- The Washington Times - Thursday, February 23, 2006

VIERA, Fla. — It’s a good thing the Washington Nationals have four playing fields at their spring training facility. With all the bodies that will be here starting with tomorrow’s full workout for pitchers and position players, they are going to need all the real estate they can get.

Nearly 70 players are expected in what will amount to a competition only a few steps above the long-shot tryout camps teams run across the country. At least the purpose is the same, which is to find help for a franchise that needs all it can get.

Daryle Ward, Kenny Kelly, Ruben Mateo, Alex Escobar, George Lombard — all cut from the same five-tool player mold and showed great promise but never have been able to learn how to use those tools. General manager Jim Bowden is hoping one of the failed prospects in camp will find success in Washington.

Bowden has a track record with this — at least he believes so — with the success of two reclamation projects in Cincinnati. Ron Gant and Eric Davis, who both appeared to have been finished because of injuries, revived their careers with the Reds.

The difference, though, between Gant, Davis and the group that will be competing for jobs with the Nationals is that Gant and Davis had careers. These guys in the Nationals’ camp have done nothing to come back from.

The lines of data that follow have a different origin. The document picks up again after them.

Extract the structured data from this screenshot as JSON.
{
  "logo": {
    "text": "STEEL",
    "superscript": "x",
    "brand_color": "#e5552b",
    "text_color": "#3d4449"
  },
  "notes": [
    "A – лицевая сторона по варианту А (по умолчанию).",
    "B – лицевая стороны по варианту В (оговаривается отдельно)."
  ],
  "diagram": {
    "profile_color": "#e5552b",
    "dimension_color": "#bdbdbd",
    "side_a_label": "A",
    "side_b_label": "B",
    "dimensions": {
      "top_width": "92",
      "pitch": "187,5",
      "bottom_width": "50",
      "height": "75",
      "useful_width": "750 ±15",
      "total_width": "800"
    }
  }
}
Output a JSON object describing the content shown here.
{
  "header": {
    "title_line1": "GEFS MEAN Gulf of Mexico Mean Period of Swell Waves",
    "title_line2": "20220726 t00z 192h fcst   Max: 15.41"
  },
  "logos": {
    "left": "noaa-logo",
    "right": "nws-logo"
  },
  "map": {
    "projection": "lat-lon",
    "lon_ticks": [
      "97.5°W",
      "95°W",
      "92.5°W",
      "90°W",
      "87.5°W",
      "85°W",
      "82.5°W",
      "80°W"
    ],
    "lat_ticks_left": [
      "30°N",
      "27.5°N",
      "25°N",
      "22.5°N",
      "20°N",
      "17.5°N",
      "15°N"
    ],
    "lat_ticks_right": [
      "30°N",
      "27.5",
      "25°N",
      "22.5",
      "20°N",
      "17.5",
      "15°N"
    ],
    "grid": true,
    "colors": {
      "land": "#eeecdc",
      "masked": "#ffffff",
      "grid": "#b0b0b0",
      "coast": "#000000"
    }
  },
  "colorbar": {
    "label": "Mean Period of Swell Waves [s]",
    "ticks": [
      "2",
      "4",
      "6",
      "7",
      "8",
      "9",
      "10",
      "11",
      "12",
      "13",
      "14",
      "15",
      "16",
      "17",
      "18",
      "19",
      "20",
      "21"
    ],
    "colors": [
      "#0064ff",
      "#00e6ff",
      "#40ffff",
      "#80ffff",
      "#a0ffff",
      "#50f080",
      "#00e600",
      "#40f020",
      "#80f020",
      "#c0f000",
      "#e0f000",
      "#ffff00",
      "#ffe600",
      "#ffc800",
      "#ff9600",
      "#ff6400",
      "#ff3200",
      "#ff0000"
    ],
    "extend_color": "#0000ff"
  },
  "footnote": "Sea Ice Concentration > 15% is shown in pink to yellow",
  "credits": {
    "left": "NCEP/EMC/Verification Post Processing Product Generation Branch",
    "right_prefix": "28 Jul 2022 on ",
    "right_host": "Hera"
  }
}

Still, if you get lucky, you’ve got a player under the conditions that suits this franchise just fine — pretty much for nothing.

Bowden also is trying to get lucky with the Nationals pitching staff, though at least most of the candidates for the starting rotation have major league credentials. They are more likely than the hitters to have success because RFK Stadium is conducive to pitchers having success.

Bowden said that when he tried to woo pitchers here this winter, he did so on the basis of the franchise offering a safe haven.

“We attempted to sell pitchers that [RFK Stadium] is Coors Field for pitchers,” he said. “The ballpark has something to do with it, our defense has something to do with it and [pitching coach] Randy St. Claire had something to do with it. We said, ‘If you need one year to prove yourself, this is the place to come.’”

The latest line the team has cast is after 36-year-old right-handed starter Pedro Astacio, whom the Nationals hope to sign a nonguaranteed minor league contract. Astacio is 124-119 with a 4.61 ERA in a 14-year career with seven teams. He missed most of the 2004 season after undergoing shoulder surgery, then was released by the Texas Rangers in June after opening the season 2-8 with a 6.04 ERA. But he came back to help the San Diego Padres, going 4-2 with a 3.17 ERA in 12 appearances, and is probably the most attractive out of all of the candidates in camp to be the new Esteban Loaiza — one of the Nationals’ pitching projects from last year. The other was reliever Hector Carrasco.

If you can throw Astascio into the mix with Brian Lawrence, Ramon Ortiz (who throws the ball hard), Ryan Drese, Tony Armas Jr. and Jon Rauch, the prospects for a decent Nationals rotation beyond the two studs, Livan Hernandez and John Patterson, get a little better.

But it still would be a group of candidates pretty much unwanted by anybody else.

Why feel better about the Nationals’ rotation, particularly if Astacio is part of it? Two reasons — St. Claire and RFK Stadium.

If there ever was a situation in which a pitcher with major league ability but minor league results can realize his potential, it is with the Nationals. St. Claire is gaining a reputation as one of baseball’s premier pitching coaches. He wound up earning Loaiza a three-year, $21million deal with the Athletics (a contract that Mr. Moneyball in Oakland will regret for far longer than three years). And Carrasco, at age 36 and for all intents and purposes washed up, signed a two-year, $6.1million contract with the Angels after he had a career low 2.04 ERA in 64 appearances last season.

If pitchers and their agents had enough vision, they would be lining up for a chance to pitch for the Nationals. One season making pocket change here is worth millions later. St. Claire’s success, along with the ballpark where home runs go to die, make this the perfect place for a pitcher to get healthy.

Though there may be exceptions, if you can’t perform well here — beyond a win-loss record, with numbers to compensate for any lack of offense — you might as well call it a career.

If you can’t make it here, you can’t make it anywhere.